Because "as a default" statement is missing?

jenadine 2 years ago | | |

Yes.

It now sounds like it is completely broken. But you can just fix it with a flag. And the change of default was probably an unintentional bug.

blahgeek 2 years ago | |

Yes. It should be “clang does not correctly detect host architecture in raspberry pi B+”

usr1106 2 years ago | |

Aka called clickbait. Although the bug and the workaround are useful to know for everyone working with that machine.

johnklos 2 years ago |

You'll see a whole bandwagon of people saying things like, "supporting old hardware is BAD! It takes time and money that nobody has!", as though someone needs to be hired to sit around and do nothing but pore over code and constantly rewrite code for old hardware.

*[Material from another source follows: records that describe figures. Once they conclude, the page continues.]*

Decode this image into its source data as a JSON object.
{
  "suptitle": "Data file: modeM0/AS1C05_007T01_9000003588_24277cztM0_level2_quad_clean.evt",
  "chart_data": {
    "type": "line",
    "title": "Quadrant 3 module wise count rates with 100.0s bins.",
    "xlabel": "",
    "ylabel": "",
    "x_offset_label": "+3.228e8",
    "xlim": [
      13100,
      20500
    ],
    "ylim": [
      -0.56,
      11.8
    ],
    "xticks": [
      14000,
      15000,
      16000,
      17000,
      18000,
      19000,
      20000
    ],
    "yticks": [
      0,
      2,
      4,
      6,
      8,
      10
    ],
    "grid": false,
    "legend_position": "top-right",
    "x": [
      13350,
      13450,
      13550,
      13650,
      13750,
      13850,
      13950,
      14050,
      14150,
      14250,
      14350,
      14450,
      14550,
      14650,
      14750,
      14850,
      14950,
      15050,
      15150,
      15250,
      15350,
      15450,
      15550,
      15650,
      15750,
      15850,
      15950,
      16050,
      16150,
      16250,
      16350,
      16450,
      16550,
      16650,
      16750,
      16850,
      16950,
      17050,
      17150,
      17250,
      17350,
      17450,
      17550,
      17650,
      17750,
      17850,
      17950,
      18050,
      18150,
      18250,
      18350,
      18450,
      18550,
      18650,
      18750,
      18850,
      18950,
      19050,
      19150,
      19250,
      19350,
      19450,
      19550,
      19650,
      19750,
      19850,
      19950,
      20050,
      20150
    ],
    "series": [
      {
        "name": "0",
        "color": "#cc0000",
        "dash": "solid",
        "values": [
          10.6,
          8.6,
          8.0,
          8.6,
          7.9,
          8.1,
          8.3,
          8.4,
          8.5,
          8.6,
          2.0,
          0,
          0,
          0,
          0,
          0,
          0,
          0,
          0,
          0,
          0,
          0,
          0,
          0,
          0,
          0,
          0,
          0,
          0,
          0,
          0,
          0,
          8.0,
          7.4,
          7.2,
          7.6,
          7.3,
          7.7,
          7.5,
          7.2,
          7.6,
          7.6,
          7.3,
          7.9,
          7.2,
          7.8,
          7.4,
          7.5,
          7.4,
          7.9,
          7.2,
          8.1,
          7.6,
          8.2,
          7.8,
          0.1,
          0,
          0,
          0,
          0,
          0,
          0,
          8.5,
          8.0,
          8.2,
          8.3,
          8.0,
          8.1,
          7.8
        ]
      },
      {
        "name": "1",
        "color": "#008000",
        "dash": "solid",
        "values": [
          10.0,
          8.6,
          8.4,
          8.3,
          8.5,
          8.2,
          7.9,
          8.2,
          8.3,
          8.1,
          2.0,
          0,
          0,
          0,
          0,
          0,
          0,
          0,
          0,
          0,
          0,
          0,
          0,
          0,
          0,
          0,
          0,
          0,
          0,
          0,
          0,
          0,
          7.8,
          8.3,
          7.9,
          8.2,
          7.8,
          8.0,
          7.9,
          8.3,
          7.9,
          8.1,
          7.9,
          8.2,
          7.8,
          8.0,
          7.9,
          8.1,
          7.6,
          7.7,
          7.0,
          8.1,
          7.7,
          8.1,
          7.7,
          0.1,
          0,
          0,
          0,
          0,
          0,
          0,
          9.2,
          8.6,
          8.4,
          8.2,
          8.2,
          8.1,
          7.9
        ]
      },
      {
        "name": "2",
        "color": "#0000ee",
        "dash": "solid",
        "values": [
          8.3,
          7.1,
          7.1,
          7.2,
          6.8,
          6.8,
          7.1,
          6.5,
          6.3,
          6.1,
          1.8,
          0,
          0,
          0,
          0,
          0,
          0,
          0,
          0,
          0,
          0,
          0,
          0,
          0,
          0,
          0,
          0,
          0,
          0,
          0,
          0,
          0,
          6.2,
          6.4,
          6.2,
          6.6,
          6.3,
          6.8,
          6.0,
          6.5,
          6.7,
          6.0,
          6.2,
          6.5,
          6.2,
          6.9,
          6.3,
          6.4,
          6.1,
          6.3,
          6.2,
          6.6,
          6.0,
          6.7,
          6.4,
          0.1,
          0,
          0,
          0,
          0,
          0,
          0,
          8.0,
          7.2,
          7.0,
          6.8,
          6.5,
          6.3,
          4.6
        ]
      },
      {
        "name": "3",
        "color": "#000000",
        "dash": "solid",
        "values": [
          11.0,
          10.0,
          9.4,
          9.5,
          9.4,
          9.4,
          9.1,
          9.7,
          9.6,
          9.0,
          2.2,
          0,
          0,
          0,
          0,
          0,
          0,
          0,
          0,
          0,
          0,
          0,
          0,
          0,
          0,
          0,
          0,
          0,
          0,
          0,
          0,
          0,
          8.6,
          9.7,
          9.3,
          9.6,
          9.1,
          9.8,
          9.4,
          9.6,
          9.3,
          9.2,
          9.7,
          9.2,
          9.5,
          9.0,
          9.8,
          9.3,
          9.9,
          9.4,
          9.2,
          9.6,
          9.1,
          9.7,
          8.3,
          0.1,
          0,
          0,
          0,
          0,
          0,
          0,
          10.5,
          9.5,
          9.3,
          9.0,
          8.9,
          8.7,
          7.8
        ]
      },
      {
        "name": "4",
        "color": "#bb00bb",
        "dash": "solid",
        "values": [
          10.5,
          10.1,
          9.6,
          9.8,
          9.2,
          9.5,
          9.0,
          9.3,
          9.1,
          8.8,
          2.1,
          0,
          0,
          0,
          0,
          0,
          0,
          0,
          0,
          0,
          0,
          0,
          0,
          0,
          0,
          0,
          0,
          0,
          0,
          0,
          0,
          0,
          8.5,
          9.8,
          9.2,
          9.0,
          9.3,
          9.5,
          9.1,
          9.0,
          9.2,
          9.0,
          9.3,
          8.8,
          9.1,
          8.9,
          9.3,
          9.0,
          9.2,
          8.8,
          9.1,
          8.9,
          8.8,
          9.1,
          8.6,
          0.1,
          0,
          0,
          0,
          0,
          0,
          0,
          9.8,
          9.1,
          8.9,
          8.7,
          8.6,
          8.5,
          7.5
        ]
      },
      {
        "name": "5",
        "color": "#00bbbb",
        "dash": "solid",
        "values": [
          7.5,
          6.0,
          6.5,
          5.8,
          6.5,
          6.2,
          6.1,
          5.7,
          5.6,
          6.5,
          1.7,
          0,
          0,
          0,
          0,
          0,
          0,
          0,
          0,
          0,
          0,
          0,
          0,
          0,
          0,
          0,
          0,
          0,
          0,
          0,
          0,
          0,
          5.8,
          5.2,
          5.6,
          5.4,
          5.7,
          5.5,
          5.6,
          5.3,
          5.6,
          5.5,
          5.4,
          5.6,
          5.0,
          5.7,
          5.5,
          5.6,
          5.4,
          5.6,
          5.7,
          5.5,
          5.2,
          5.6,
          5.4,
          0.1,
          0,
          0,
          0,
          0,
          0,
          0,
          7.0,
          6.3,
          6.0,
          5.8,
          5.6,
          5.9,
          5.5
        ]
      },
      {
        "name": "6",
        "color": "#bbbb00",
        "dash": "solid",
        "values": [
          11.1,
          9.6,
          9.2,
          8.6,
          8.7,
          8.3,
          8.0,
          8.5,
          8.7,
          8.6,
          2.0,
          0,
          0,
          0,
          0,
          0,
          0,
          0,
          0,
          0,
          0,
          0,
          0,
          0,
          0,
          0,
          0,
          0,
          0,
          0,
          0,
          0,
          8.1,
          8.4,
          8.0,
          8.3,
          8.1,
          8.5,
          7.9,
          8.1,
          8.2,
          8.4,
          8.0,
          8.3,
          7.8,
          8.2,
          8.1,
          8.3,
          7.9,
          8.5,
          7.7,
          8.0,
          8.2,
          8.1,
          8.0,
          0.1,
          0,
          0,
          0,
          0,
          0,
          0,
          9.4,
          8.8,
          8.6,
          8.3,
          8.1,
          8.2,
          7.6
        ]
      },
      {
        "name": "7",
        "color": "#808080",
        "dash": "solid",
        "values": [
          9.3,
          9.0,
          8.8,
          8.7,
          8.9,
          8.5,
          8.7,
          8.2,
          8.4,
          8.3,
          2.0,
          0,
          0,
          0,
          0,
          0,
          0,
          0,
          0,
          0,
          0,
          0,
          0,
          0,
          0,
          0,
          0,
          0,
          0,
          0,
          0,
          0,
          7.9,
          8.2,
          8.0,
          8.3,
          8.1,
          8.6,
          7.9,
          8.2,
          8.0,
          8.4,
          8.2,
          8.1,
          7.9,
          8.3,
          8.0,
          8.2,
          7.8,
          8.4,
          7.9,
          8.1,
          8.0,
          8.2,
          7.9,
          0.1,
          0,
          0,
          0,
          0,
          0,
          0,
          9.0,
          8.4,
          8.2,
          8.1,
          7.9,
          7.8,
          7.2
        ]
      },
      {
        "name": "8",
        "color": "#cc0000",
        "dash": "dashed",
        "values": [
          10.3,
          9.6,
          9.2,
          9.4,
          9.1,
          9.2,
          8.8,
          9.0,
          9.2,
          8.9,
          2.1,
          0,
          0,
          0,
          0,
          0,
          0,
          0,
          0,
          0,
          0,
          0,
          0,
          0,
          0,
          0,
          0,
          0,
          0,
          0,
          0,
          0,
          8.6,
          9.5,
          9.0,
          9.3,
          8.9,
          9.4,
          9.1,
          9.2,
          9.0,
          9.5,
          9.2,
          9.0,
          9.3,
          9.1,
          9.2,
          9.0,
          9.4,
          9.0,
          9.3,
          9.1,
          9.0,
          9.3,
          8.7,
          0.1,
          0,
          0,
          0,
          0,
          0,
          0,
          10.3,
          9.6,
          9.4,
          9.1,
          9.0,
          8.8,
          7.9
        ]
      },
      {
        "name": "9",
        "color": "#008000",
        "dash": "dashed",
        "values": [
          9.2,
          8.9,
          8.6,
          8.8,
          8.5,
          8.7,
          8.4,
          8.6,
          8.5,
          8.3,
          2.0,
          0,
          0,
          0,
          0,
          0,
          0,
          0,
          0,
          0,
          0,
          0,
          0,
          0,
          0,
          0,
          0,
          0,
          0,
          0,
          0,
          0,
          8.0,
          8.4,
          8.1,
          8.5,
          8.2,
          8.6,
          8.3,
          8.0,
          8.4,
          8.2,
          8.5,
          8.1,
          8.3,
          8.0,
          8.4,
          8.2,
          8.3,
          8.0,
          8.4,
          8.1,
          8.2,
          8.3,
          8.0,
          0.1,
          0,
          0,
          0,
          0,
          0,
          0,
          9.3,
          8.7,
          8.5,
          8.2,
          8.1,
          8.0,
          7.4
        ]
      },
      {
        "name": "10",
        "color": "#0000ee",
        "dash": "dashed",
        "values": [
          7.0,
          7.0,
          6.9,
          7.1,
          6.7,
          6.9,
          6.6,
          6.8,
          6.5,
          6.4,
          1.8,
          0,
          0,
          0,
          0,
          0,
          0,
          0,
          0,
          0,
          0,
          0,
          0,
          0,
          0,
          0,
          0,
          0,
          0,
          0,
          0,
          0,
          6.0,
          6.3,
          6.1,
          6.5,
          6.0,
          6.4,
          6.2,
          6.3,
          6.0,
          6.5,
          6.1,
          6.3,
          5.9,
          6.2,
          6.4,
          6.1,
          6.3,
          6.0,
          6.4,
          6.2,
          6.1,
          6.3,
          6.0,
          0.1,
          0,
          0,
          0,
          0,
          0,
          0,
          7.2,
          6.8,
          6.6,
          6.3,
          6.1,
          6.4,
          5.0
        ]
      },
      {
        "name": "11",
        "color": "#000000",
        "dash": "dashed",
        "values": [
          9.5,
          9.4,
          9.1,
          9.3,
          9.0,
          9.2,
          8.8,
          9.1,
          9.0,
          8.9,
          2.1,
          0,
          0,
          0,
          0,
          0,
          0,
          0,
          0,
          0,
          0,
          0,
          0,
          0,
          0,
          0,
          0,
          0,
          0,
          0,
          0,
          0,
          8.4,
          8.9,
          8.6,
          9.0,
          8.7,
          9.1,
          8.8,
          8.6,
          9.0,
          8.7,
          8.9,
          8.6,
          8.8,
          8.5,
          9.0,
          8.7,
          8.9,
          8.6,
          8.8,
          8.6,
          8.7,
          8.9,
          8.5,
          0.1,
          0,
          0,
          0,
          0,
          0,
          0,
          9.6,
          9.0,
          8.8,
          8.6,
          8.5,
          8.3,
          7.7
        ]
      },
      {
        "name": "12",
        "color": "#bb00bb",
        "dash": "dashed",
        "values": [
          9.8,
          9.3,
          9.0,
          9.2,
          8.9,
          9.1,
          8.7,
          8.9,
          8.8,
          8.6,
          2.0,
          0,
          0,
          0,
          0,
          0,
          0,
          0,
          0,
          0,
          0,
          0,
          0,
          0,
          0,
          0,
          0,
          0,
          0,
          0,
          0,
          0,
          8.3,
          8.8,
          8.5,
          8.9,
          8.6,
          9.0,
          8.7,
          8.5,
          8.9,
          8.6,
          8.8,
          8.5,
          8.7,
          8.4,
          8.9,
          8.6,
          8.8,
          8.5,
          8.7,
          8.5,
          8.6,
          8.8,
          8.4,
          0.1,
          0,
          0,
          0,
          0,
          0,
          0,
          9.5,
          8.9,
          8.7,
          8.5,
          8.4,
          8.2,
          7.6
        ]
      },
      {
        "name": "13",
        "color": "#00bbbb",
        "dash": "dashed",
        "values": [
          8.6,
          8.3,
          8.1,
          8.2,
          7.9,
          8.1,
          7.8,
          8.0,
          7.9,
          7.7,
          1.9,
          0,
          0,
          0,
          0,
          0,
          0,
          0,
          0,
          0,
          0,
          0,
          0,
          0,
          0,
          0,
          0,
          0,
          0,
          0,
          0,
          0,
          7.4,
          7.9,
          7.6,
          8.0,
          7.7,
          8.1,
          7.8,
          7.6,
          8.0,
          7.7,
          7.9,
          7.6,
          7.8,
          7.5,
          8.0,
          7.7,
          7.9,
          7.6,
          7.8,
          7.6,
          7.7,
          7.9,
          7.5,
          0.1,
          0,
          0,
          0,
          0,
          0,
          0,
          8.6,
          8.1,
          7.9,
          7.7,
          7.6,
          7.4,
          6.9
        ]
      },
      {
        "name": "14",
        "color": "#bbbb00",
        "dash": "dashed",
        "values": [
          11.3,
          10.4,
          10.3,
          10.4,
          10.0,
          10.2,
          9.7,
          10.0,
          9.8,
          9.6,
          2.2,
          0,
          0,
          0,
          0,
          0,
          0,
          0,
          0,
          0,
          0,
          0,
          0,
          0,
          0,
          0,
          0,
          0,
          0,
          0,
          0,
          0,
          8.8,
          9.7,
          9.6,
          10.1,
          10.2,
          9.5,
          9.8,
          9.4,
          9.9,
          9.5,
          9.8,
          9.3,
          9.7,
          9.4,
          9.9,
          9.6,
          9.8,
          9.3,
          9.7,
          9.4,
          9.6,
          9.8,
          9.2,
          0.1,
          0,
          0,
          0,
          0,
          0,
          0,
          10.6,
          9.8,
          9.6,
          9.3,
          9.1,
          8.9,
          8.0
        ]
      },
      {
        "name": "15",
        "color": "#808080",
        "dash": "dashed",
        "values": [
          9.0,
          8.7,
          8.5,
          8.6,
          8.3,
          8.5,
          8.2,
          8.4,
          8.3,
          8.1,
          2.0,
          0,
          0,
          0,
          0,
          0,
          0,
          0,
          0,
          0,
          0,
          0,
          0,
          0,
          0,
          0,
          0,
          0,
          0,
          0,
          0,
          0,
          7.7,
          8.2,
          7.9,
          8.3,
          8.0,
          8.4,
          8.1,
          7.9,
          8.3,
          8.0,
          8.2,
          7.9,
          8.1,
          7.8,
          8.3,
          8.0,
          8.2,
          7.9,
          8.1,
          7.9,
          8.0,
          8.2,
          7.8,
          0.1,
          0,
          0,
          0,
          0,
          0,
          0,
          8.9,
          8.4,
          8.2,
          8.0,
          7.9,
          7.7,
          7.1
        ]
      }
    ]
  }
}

There's plenty of evidence to the contrary, but since when has evidence mattered when it comes to defending the right of big business / big distro to do whatever they want? ;)

Really, this is just laziness and sloppiness on the Linux distro makers' part. Any amount of testing would catch this. Thanks, Rachel!

1vuio0pswjnm7 2 years ago |

"I guess nobody still runs these old things anywhere?"

I have one running BSD UNIX-like OS as I type this comment.

auselen 2 years ago |

Confused article? You make a host/native build instead of cross and expect it to work on some other machine?

daviddoran 2 years ago | |

No. Half way through the article she specifically starts doing everything on the B+ (the old RPI with the issue).

auselen 2 years ago | | |

Thanks for that. I didn’t notice she switch to B+ later.